We determined that a locus with a BF > 8 delivers a moderate evidence to determine that the hypothesis of association with the given trait is more likely than the null hypothesis of non-association. The unified mixed model indicated that 13 loci showed a significant association with traits. However, only six of these loci presented strong evidence of association (BF>15 and PPA>0.44) through the Bayesian regression analysis. Additionally, the Bayesian bi-trait regression (pleiotropy analysis) indicated that three of the four loci identified through the unified mixed model presented strong evidence of association with WD and SC. This provides convincing evidence that the loci qtlWD130/qtlSC130, qtlWD195/qtlSC195 and qtlWD196/qtlSC196, have a significant pleiotropic effect, being associated with both traits under study.

5. Conclusions

E. cladocalyx has a recognized potential to produce structural timber under arid environmental conditions. According to our results, wood density and the slenderness of the trees of E. cladocalyx presented a moderate and high genetic control, respectively. Several of the associations found for wood density were located in chromosomal regions previously reported for this trait in other Eucalyptus species, revealing collinearity of QTLs.
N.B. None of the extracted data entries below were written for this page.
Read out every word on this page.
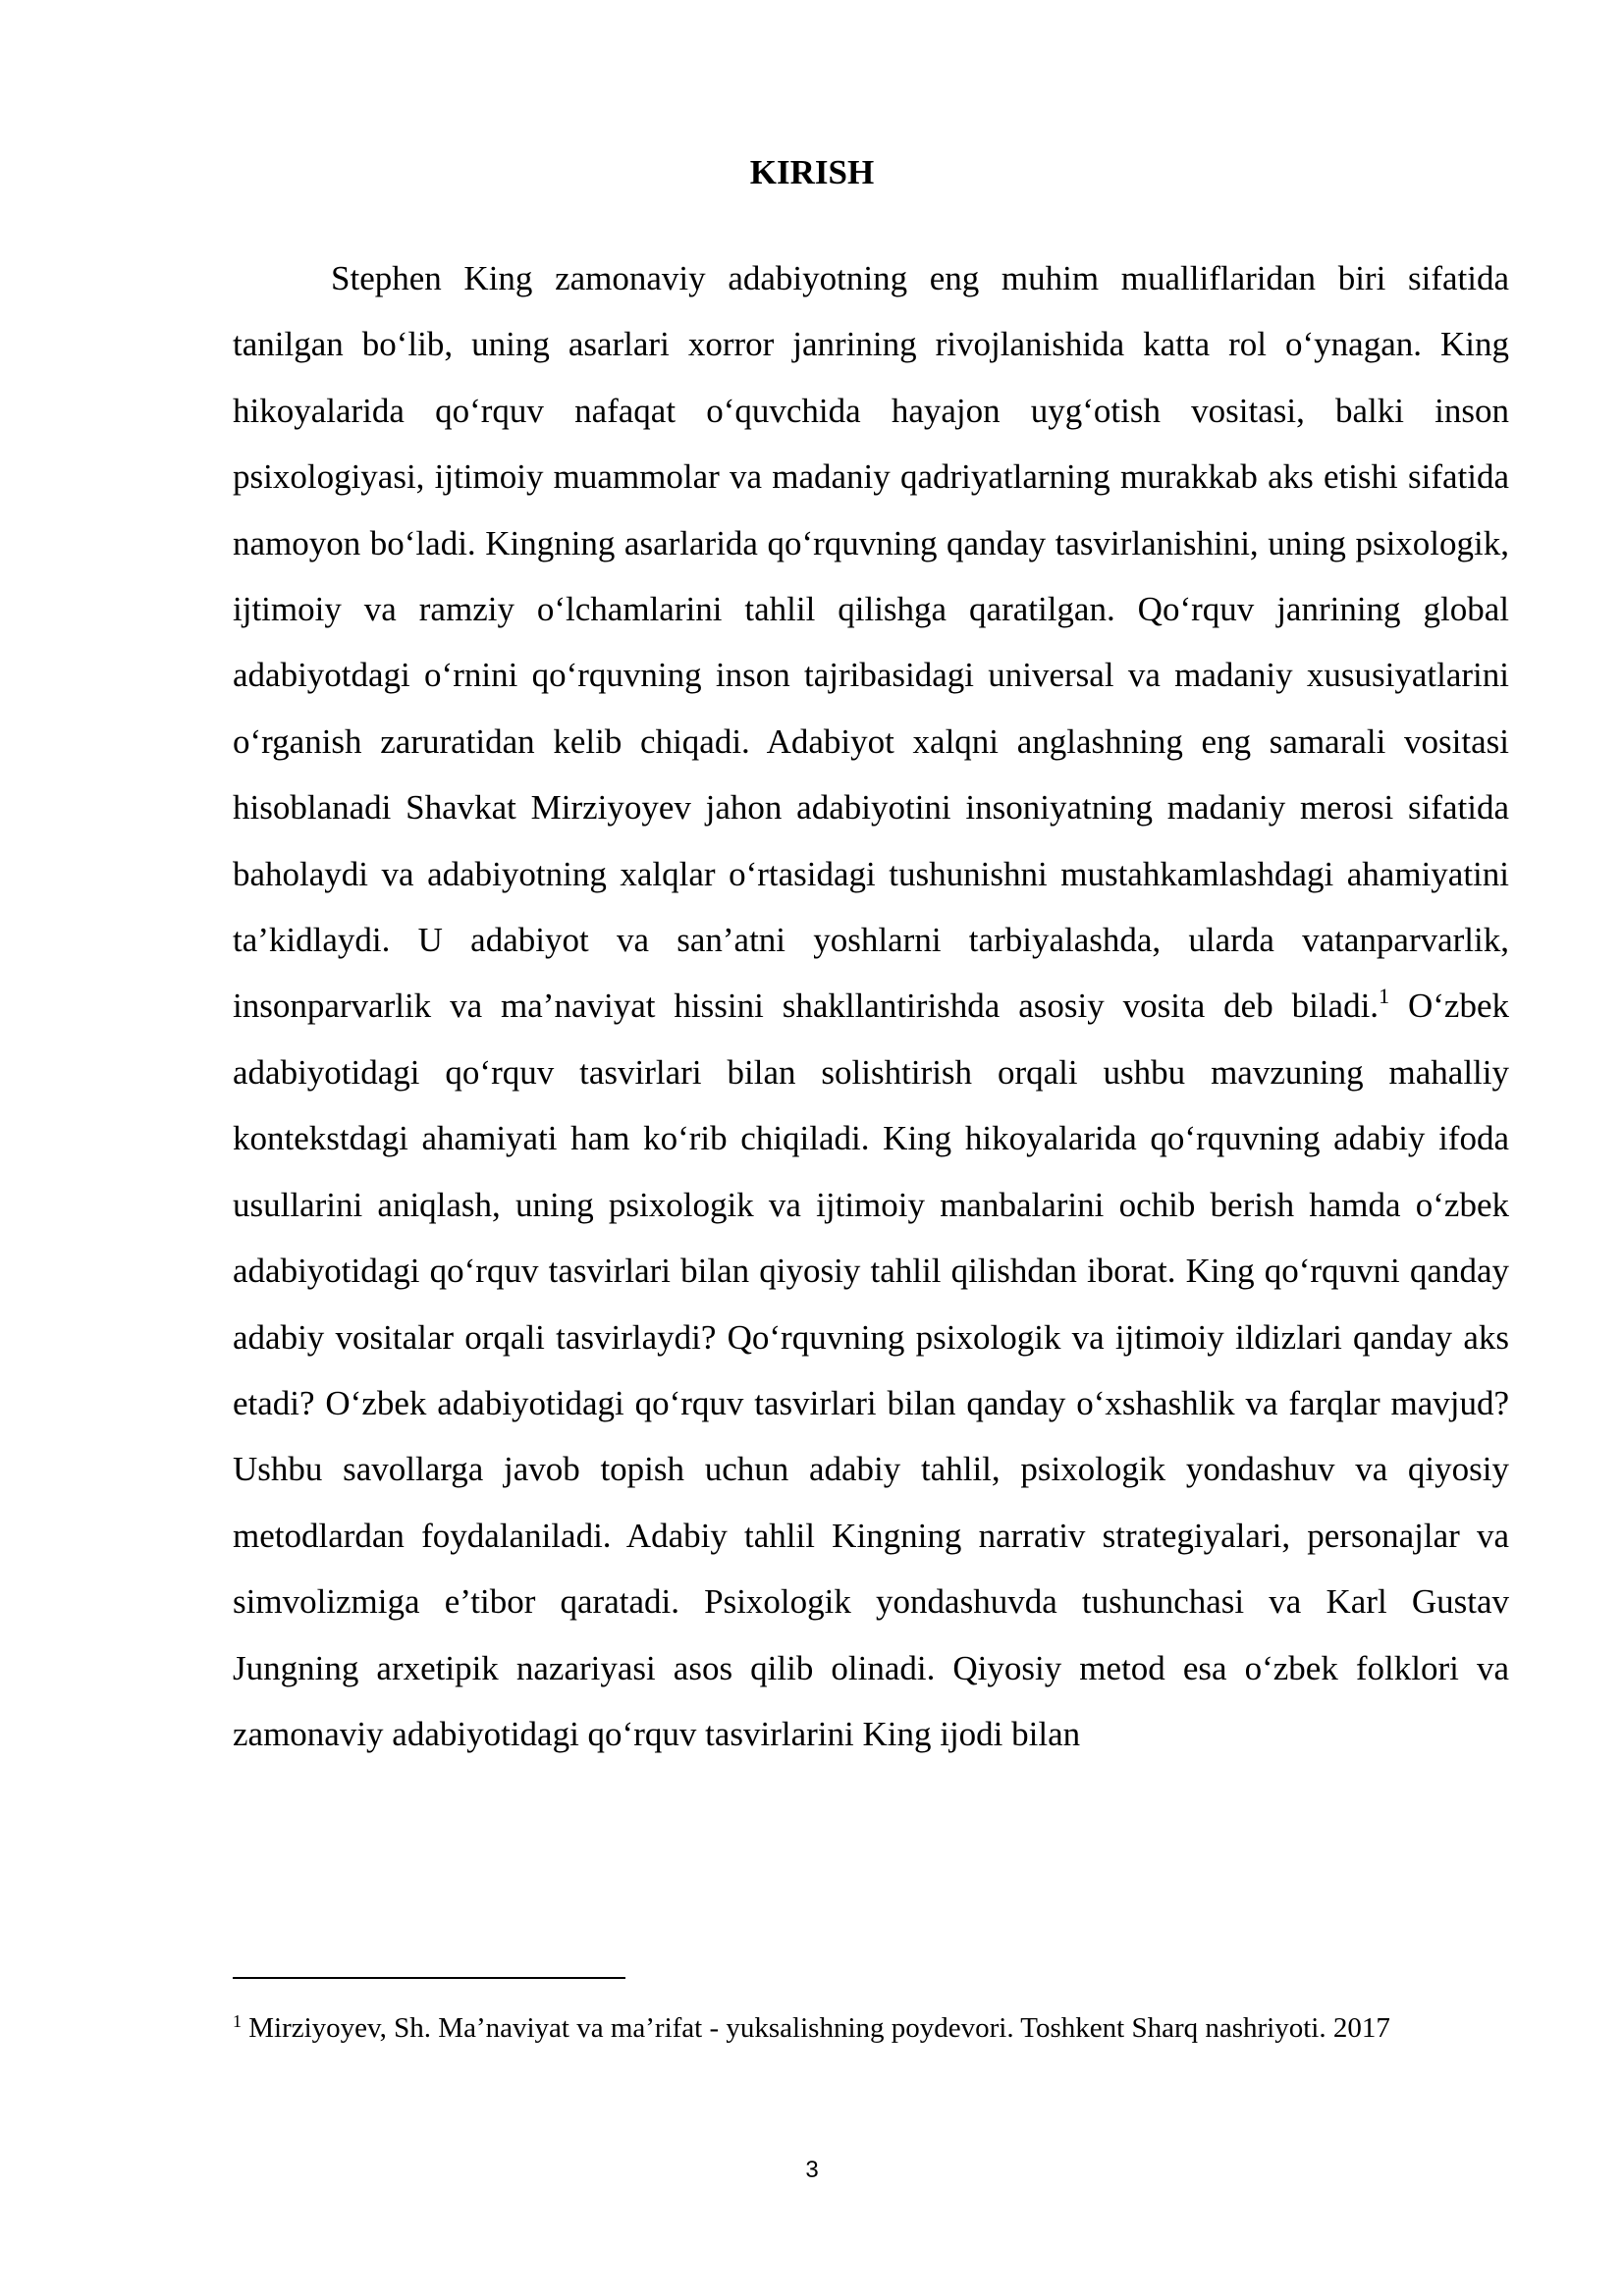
KIRISH

Stephen King zamonaviy adabiyotning eng muhim mualliflaridan biri sifatida tanilgan bo‘lib, uning asarlari xorror janrining rivojlanishida katta rol o‘ynagan. King hikoyalarida qo‘rquv nafaqat o‘quvchida hayajon uyg‘otish vositasi, balki inson psixologiyasi, ijtimoiy muammolar va madaniy qadriyatlarning murakkab aks etishi sifatida namoyon bo‘ladi. Kingning asarlarida qo‘rquvning qanday tasvirlanishini, uning psixologik, ijtimoiy va ramziy o‘lchamlarini tahlil qilishga qaratilgan. Qo‘rquv janrining global adabiyotdagi o‘rnini qo‘rquvning inson tajribasidagi universal va madaniy xususiyatlarini o‘rganish zaruratidan kelib chiqadi. Adabiyot xalqni anglashning eng samarali vositasi hisoblanadi Shavkat Mirziyoyev jahon adabiyotini insoniyatning madaniy merosi sifatida baholaydi va adabiyotning xalqlar o‘rtasidagi tushunishni mustahkamlashdagi ahamiyatini ta’kidlaydi. U adabiyot va san’atni yoshlarni tarbiyalashda, ularda vatanparvarlik, insonparvarlik va ma’naviyat hissini shakllantirishda asosiy vosita deb biladi.$^1$ O‘zbek adabiyotidagi qo‘rquv tasvirlari bilan solishtirish orqali ushbu mavzuning mahalliy kontekstdagi ahamiyati ham ko‘rib chiqiladi. King hikoyalarida qo‘rquvning adabiy ifoda usullarini aniqlash, uning psixologik va ijtimoiy manbalarini ochib berish hamda o‘zbek adabiyotidagi qo‘rquv tasvirlari bilan qiyosiy tahlil qilishdan iborat. King qo‘rquvni qanday adabiy vositalar orqali tasvirlaydi? Qo‘rquvning psixologik va ijtimoiy ildizlari qanday aks etadi? O‘zbek adabiyotidagi qo‘rquv tasvirlari bilan qanday o‘xshashlik va farqlar mavjud? Ushbu savollarga javob topish uchun adabiy tahlil, psixologik yondashuv va qiyosiy metodlardan foydalaniladi. Adabiy tahlil Kingning narrativ strategiyalari, personajlar va simvolizmiga e’tibor qaratadi. Psixologik yondashuvda tushunchasi va Karl Gustav Jungning arxetipik nazariyasi asos qilib olinadi. Qiyosiy metod esa o‘zbek folklori va zamonaviy adabiyotidagi qo‘rquv tasvirlarini King ijodi bilan

$^1$ Mirziyoyev, Sh. Ma’naviyat va ma’rifat - yuksalishning poydevori. Toshkent Sharq nashriyoti. 2017

3
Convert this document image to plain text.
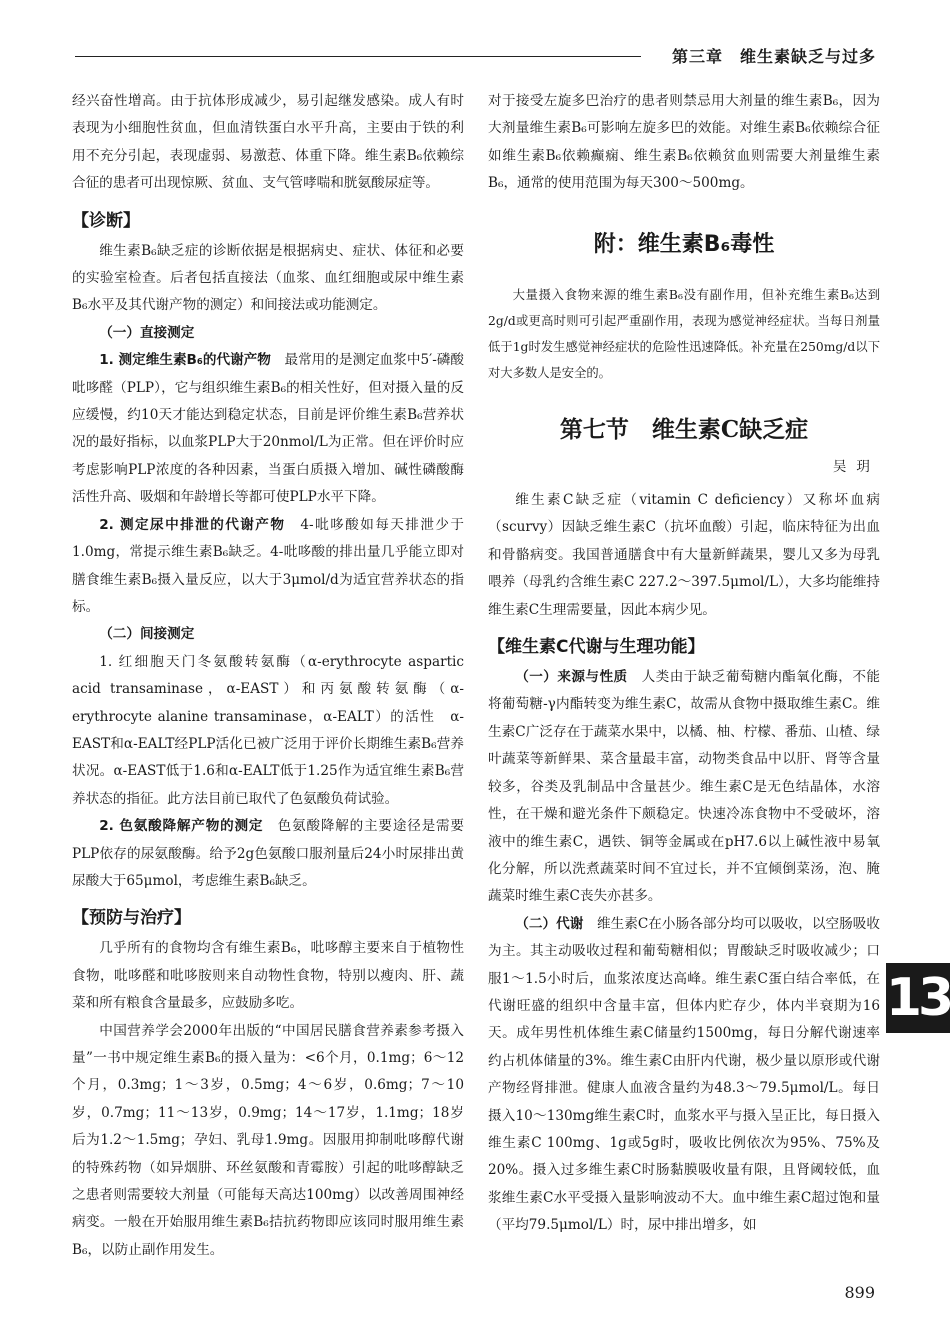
第三章　维生素缺乏与过多

经兴奋性增高。由于抗体形成减少，易引起继发感染。成人有时表现为小细胞性贫血，但血清铁蛋白水平升高，主要由于铁的利用不充分引起，表现虚弱、易激惹、体重下降。维生素B₆依赖综合征的患者可出现惊厥、贫血、支气管哮喘和胱氨酸尿症等。

【诊断】

维生素B₆缺乏症的诊断依据是根据病史、症状、体征和必要的实验室检查。后者包括直接法（血浆、血红细胞或尿中维生素B₆水平及其代谢产物的测定）和间接法或功能测定。

（一）直接测定

1. 测定维生素B₆的代谢产物　最常用的是测定血浆中5′-磷酸吡哆醛（PLP），它与组织维生素B₆的相关性好，但对摄入量的反应缓慢，约10天才能达到稳定状态，目前是评价维生素B₆营养状况的最好指标，以血浆PLP大于20nmol/L为正常。但在评价时应考虑影响PLP浓度的各种因素，当蛋白质摄入增加、碱性磷酸酶活性升高、吸烟和年龄增长等都可使PLP水平下降。

2. 测定尿中排泄的代谢产物　4-吡哆酸如每天排泄少于1.0mg，常提示维生素B₆缺乏。4-吡哆酸的排出量几乎能立即对膳食维生素B₆摄入量反应，以大于3μmol/d为适宜营养状态的指标。

（二）间接测定

1. 红细胞天门冬氨酸转氨酶（α-erythrocyte aspartic acid transaminase，α-EAST）和丙氨酸转氨酶（α-erythrocyte alanine transaminase，α-EALT）的活性　α-EAST和α-EALT经PLP活化已被广泛用于评价长期维生素B₆营养状况。α-EAST低于1.6和α-EALT低于1.25作为适宜维生素B₆营养状态的指征。此方法目前已取代了色氨酸负荷试验。

2. 色氨酸降解产物的测定　色氨酸降解的主要途径是需要PLP依存的尿氨酸酶。给予2g色氨酸口服剂量后24小时尿排出黄尿酸大于65μmol，考虑维生素B₆缺乏。

【预防与治疗】

几乎所有的食物均含有维生素B₆，吡哆醇主要来自于植物性食物，吡哆醛和吡哆胺则来自动物性食物，特别以瘦肉、肝、蔬菜和所有粮食含量最多，应鼓励多吃。

中国营养学会2000年出版的“中国居民膳食营养素参考摄入量”一书中规定维生素B₆的摄入量为：<6个月，0.1mg；6～12个月，0.3mg；1～3岁，0.5mg；4～6岁，0.6mg；7～10岁，0.7mg；11～13岁，0.9mg；14～17岁，1.1mg；18岁后为1.2～1.5mg；孕妇、乳母1.9mg。因服用抑制吡哆醇代谢的特殊药物（如异烟肼、环丝氨酸和青霉胺）引起的吡哆醇缺乏之患者则需要较大剂量（可能每天高达100mg）以改善周围神经病变。一般在开始服用维生素B₆拮抗药物即应该同时服用维生素B₆，以防止副作用发生。

对于接受左旋多巴治疗的患者则禁忌用大剂量的维生素B₆，因为大剂量维生素B₆可影响左旋多巴的效能。对维生素B₆依赖综合征如维生素B₆依赖癫痫、维生素B₆依赖贫血则需要大剂量维生素B₆，通常的使用范围为每天300～500mg。

附：维生素B₆毒性

大量摄入食物来源的维生素B₆没有副作用，但补充维生素B₆达到2g/d或更高时则可引起严重副作用，表现为感觉神经症状。当每日剂量低于1g时发生感觉神经症状的危险性迅速降低。补充量在250mg/d以下对大多数人是安全的。

第七节　维生素C缺乏症
吴玥

维生素C缺乏症（vitamin C deficiency）又称坏血病（scurvy）因缺乏维生素C（抗坏血酸）引起，临床特征为出血和骨骼病变。我国普通膳食中有大量新鲜蔬果，婴儿又多为母乳喂养（母乳约含维生素C 227.2～397.5μmol/L），大多均能维持维生素C生理需要量，因此本病少见。

【维生素C代谢与生理功能】

（一）来源与性质　人类由于缺乏葡萄糖内酯氧化酶，不能将葡萄糖-γ内酯转变为维生素C，故需从食物中摄取维生素C。维生素C广泛存在于蔬菜水果中，以橘、柚、柠檬、番茄、山楂、绿叶蔬菜等新鲜果、菜含量最丰富，动物类食品中以肝、肾等含量较多，谷类及乳制品中含量甚少。维生素C是无色结晶体，水溶性，在干燥和避光条件下颇稳定。快速冷冻食物中不受破坏，溶液中的维生素C，遇铁、铜等金属或在pH7.6以上碱性液中易氧化分解，所以洗煮蔬菜时间不宜过长，并不宜倾倒菜汤，泡、腌蔬菜时维生素C丧失亦甚多。

（二）代谢　维生素C在小肠各部分均可以吸收，以空肠吸收为主。其主动吸收过程和葡萄糖相似；胃酸缺乏时吸收减少；口服1～1.5小时后，血浆浓度达高峰。维生素C蛋白结合率低，在代谢旺盛的组织中含量丰富，但体内贮存少，体内半衰期为16天。成年男性机体维生素C储量约1500mg，每日分解代谢速率约占机体储量的3%。维生素C由肝内代谢，极少量以原形或代谢产物经肾排泄。健康人血液含量约为48.3～79.5μmol/L。每日摄入10～130mg维生素C时，血浆水平与摄入呈正比，每日摄入维生素C 100mg、1g或5g时，吸收比例依次为95%、75%及20%。摄入过多维生素C时肠黏膜吸收量有限，且肾阈较低，血浆维生素C水平受摄入量影响波动不大。血中维生素C超过饱和量（平均79.5μmol/L）时，尿中排出增多，如

13
899
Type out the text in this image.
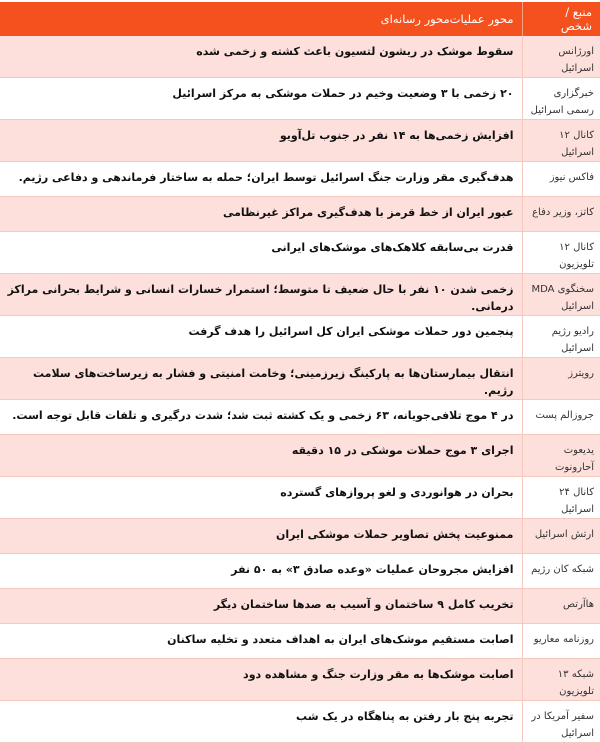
منبع / شخص	محور عملیات‌محور رسانه‌ای
اورژانس اسرائیل	سقوط موشک در ریشون لتسیون باعث کشته و زخمی شده
خبرگزاری رسمی اسرائیل	۲۰ زخمی با ۳ وضعیت وخیم در حملات موشکی به مرکز اسرائیل
کانال ۱۲ اسرائیل	افزایش زخمی‌ها به ۱۴ نفر در جنوب تل‌آویو
فاکس نیوز	هدف‌گیری مقر وزارت جنگ اسرائیل توسط ایران؛ حمله به ساختار فرماندهی و دفاعی رژیم.
کاتز، وزیر دفاع	عبور ایران از خط قرمز با هدف‌گیری مراکز غیرنظامی
کانال ۱۲ تلویزیون	قدرت بی‌سابقه کلاهک‌های موشک‌های ایرانی
سخنگوی MDA اسرائیل	زخمی شدن ۱۰ نفر با حال ضعیف تا متوسط؛ استمرار خسارات انسانی و شرایط بحرانی مراکز درمانی.
رادیو رژیم اسرائیل	پنجمین دور حملات موشکی ایران کل اسرائیل را هدف گرفت
رویترز	انتقال بیمارستان‌ها به پارکینگ زیرزمینی؛ وخامت امنیتی و فشار به زیرساخت‌های سلامت رژیم.
جروزالم پست	در ۴ موج تلافی‌جویانه، ۶۳ زخمی و یک کشته ثبت شد؛ شدت درگیری و تلفات قابل توجه است.
یدیعوت آحارونوت	اجرای ۳ موج حملات موشکی در ۱۵ دقیقه
کانال ۲۴ اسرائیل	بحران در هوانوردی و لغو پروازهای گسترده
ارتش اسرائیل	ممنوعیت پخش تصاویر حملات موشکی ایران
شبکه کان رژیم	افزایش مجروحان عملیات «وعده صادق ۳» به ۵۰ نفر
هاآرتص	تخریب کامل ۹ ساختمان و آسیب به صدها ساختمان دیگر
روزنامه معاریو	اصابت مستقیم موشک‌های ایران به اهداف متعدد و تخلیه ساکنان
شبکه ۱۳ تلویزیون	اصابت موشک‌ها به مقر وزارت جنگ و مشاهده دود
سفیر آمریکا در اسرائیل	تجربه پنج بار رفتن به پناهگاه در یک شب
In the context of marker-assisted selection, the QTLs associated with WD (4) and SC (2) can be used as selection criteria in breeding programs for the species under arid conditions. The QTLs identified in this study explained 48% and 20% of the observed genetic variance in WD and SC, respectively. This may be an indication that the coverage of markers in insufficient. Thus, it would be appropriate to include a greater amount of markers in future studies.